Climate science is clear, as it has been for decades: the only way to prevent catastrophic warming is to phase out fossil fuels. Fortunately, the parties at COP28 have finally agreed on a call to all countries to commit to this phaseout. While this agreement isn’t binding – and isn’t as strong as many smaller, vulnerable countries wanted – it’s an important recognition that the world economy as it exists today won’t be able to protect our future. Investments in clean energy, coupled with divestments from oil, gas, and coal, are our only way forward.

COP28 also brought new funding commitments for the energy transition. This includes money for clean energy, methane reductions, and dealing with natural disasters. The funding is especially targeted at developing countries, which tend to be hotter and far less equipped to deal with climate crises than wealthy, polluting nations in the Global North.

One notable figure absent from the conference was Pope Francis, who had planned to attend before coming down with a lung inflammation.
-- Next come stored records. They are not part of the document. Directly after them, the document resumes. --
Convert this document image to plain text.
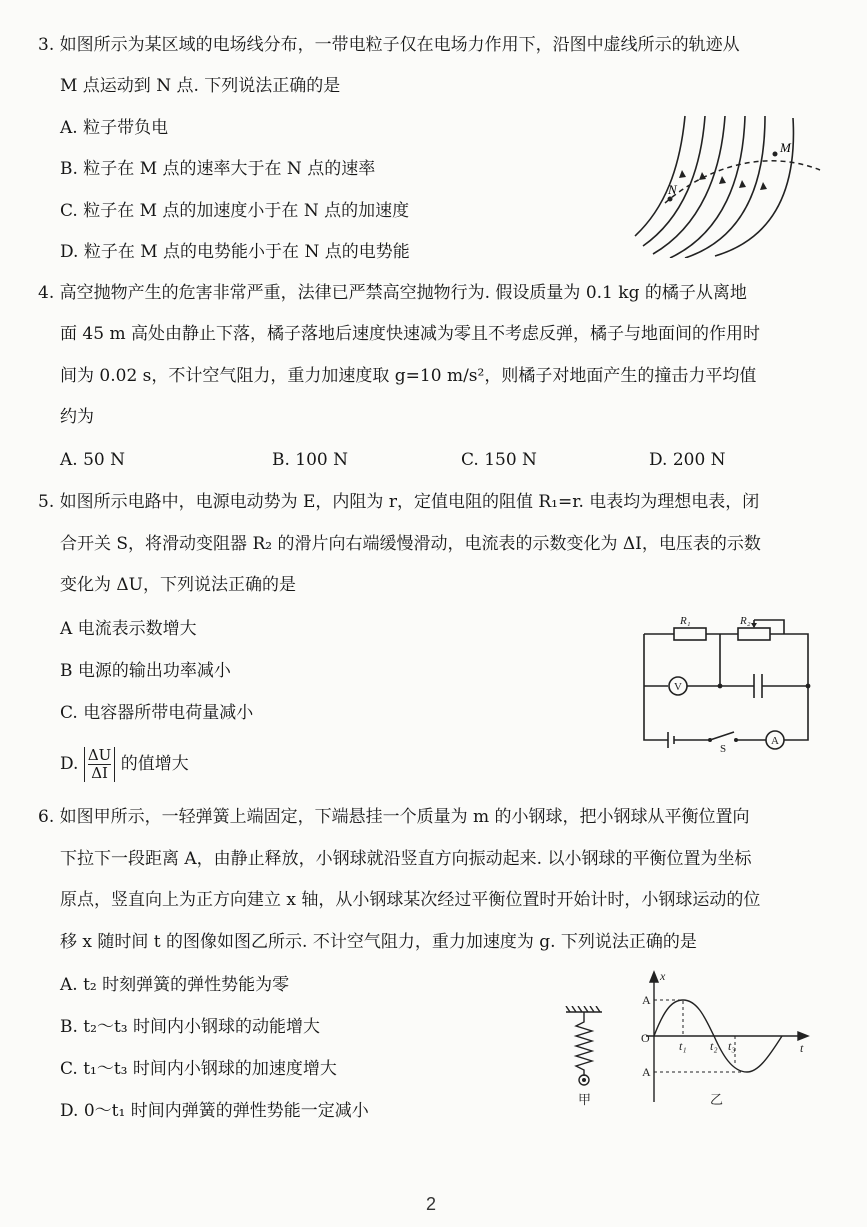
3. 如图所示为某区域的电场线分布，一带电粒子仅在电场力作用下，沿图中虚线所示的轨迹从
M 点运动到 N 点. 下列说法正确的是
A. 粒子带负电
B. 粒子在 M 点的速率大于在 N 点的速率
C. 粒子在 M 点的加速度小于在 N 点的加速度
D. 粒子在 M 点的电势能小于在 N 点的电势能
M
N
4. 高空抛物产生的危害非常严重，法律已严禁高空抛物行为. 假设质量为 0.1 kg 的橘子从离地
面 45 m 高处由静止下落，橘子落地后速度快速减为零且不考虑反弹，橘子与地面间的作用时
间为 0.02 s，不计空气阻力，重力加速度取 g=10 m/s²，则橘子对地面产生的撞击力平均值
约为
A. 50 N	B. 100 N	C. 150 N	D. 200 N
5. 如图所示电路中，电源电动势为 E，内阻为 r，定值电阻的阻值 R₁=r. 电表均为理想电表，闭
合开关 S，将滑动变阻器 R₂ 的滑片向右端缓慢滑动，电流表的示数变化为 ΔI，电压表的示数
变化为 ΔU，下列说法正确的是
A 电流表示数增大
B 电源的输出功率减小
C. 电容器所带电荷量减小
D. $\frac{\Delta U}{\Delta I}$ 的值增大
R₁	R₂
V
A
S
6. 如图甲所示，一轻弹簧上端固定，下端悬挂一个质量为 m 的小钢球，把小钢球从平衡位置向
下拉下一段距离 A，由静止释放，小钢球就沿竖直方向振动起来. 以小钢球的平衡位置为坐标
原点，竖直向上为正方向建立 x 轴，从小钢球某次经过平衡位置时开始计时，小钢球运动的位
移 x 随时间 t 的图像如图乙所示. 不计空气阻力，重力加速度为 g. 下列说法正确的是
A. t₂ 时刻弹簧的弹性势能为零
B. t₂～t₃ 时间内小钢球的动能增大
C. t₁～t₃ 时间内小钢球的加速度增大
D. 0～t₁ 时间内弹簧的弹性势能一定减小
甲
x
t
A
A
O
t₁ t₂ t₃
乙
2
In a message delivered by a Cardinal who attended in his place, the world’s most influential religious leader highlighted the climate crisis’s impact on the poor, condemned environmental destruction, and demanded that the world’s wealthy countries take action to cut greenhouse gas emissions.

The Minnesota angle

MEP member organizations, including Climate GenerationCOPAL, and Lutheran Advocacy – MN attended COP28 to meet delegates from other nations and share Minnesota’s perspective on climate action and an environmentally just future.

2023 has given them many good stories to share. Minnesota had a banner year for climate action at the Legislature, scoring victories on clean transportation, renewable energy, building efficiency, and much more. Our electrical power sector continues to get greener and greener as new solar panels and wind turbines are built to replace retiring coal plants.

At the same time, we’ve experienced our hottest year on record, and a December that feels more like October. The Twin Cities is unlikely to have a white Christmas. These patterns are part El Niño and part signal of the new normal – a normal that will worsen unless we take drastic action.

Both our success and our challenges are key to Minnesota’s climate story – a story that’s worth sharing around the nation and the world at events like COP28. We’ve set high, achievable goals for a clean electrical grid. We’ve begun developing ways to clean up our agriculture and transportation sectors. What we do in Minnesota will help pioneer climate solutions that can work far beyond our borders.

We owe it to ourselves, to our future generations, and to the most vulnerable peoples around the world to rise to this challenge.